Summary
This narrative review examines nanomaterial-modified biochar—particularly biochar supported with metal nanoparticles—as an approach to overcome inherent limitations of pristine biochar in environmental remediation. The authors provide a comprehensive overview of synthesis and characterisation methods, applications across multiple environmental matrices, and underlying removal mechanisms, whilst critically assessing practical advantages and remaining technical and deployment challenges. The work contributes to understanding how nanomaterial incorporation can enhance biochar's adsorptive capacity, pH adaptability and resistance to competing ions, though field-scale applicability remains largely undetermined.
UK applicability
The findings are relevant to UK soil and water remediation contexts, particularly where heavy metal contamination or organic pollutants pose risks to land reuse and environmental protection.
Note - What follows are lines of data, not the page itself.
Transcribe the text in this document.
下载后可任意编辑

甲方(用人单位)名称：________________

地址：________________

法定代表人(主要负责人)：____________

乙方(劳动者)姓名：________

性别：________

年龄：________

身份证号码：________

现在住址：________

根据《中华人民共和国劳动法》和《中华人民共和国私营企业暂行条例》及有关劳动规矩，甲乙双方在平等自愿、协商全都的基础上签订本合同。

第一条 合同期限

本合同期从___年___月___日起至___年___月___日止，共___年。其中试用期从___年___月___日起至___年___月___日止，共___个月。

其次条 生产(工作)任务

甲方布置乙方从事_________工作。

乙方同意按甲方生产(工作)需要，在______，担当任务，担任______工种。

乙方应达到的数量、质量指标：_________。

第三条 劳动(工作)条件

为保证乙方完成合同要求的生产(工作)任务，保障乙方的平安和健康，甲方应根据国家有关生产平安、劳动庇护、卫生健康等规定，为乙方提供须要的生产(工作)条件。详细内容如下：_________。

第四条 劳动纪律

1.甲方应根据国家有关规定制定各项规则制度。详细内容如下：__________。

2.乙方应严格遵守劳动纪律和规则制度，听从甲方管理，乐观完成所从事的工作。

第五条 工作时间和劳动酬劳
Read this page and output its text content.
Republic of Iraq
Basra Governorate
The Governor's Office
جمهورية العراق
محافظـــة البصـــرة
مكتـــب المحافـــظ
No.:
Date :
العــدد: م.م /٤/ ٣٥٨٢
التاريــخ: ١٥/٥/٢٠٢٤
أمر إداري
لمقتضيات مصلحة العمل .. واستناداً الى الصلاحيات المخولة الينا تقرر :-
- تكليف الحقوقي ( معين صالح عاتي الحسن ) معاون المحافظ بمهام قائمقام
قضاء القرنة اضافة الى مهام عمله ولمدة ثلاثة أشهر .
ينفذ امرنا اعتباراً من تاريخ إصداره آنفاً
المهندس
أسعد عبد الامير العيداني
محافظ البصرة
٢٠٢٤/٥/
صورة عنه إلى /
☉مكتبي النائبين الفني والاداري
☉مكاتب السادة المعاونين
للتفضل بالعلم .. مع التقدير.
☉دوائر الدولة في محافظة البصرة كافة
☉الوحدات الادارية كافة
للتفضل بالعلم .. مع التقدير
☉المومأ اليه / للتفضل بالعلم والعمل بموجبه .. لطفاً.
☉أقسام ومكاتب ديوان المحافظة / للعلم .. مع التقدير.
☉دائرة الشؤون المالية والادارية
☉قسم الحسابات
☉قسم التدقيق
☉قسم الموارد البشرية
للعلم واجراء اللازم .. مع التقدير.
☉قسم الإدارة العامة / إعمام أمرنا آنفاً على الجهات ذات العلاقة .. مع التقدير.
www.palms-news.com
However, the review's focus on laboratory and bench-scale synthesis and characterisation suggests that practical adoption in UK farming systems or environmental remediation projects would require field-scale validation and cost-effectiveness analysis specific to UK conditions.
Key measures
Adsorption capacity, pH adaptability, removal efficiency for heavy metals and organic contaminants, resistance to competing ions, synthesis and characterisation methods
Outcomes reported
This narrative review synthesised evidence on the synthesis, characterisation, and application of nanomaterial-modified biochar—particularly biochar supported with metal nanoparticles—for removing heavy metals, organic contaminants, and inorganic pollutants from aqueous, soil, and air environments. The review evaluated underlying removal mechanisms, practical advantages, and technical and deployment challenges.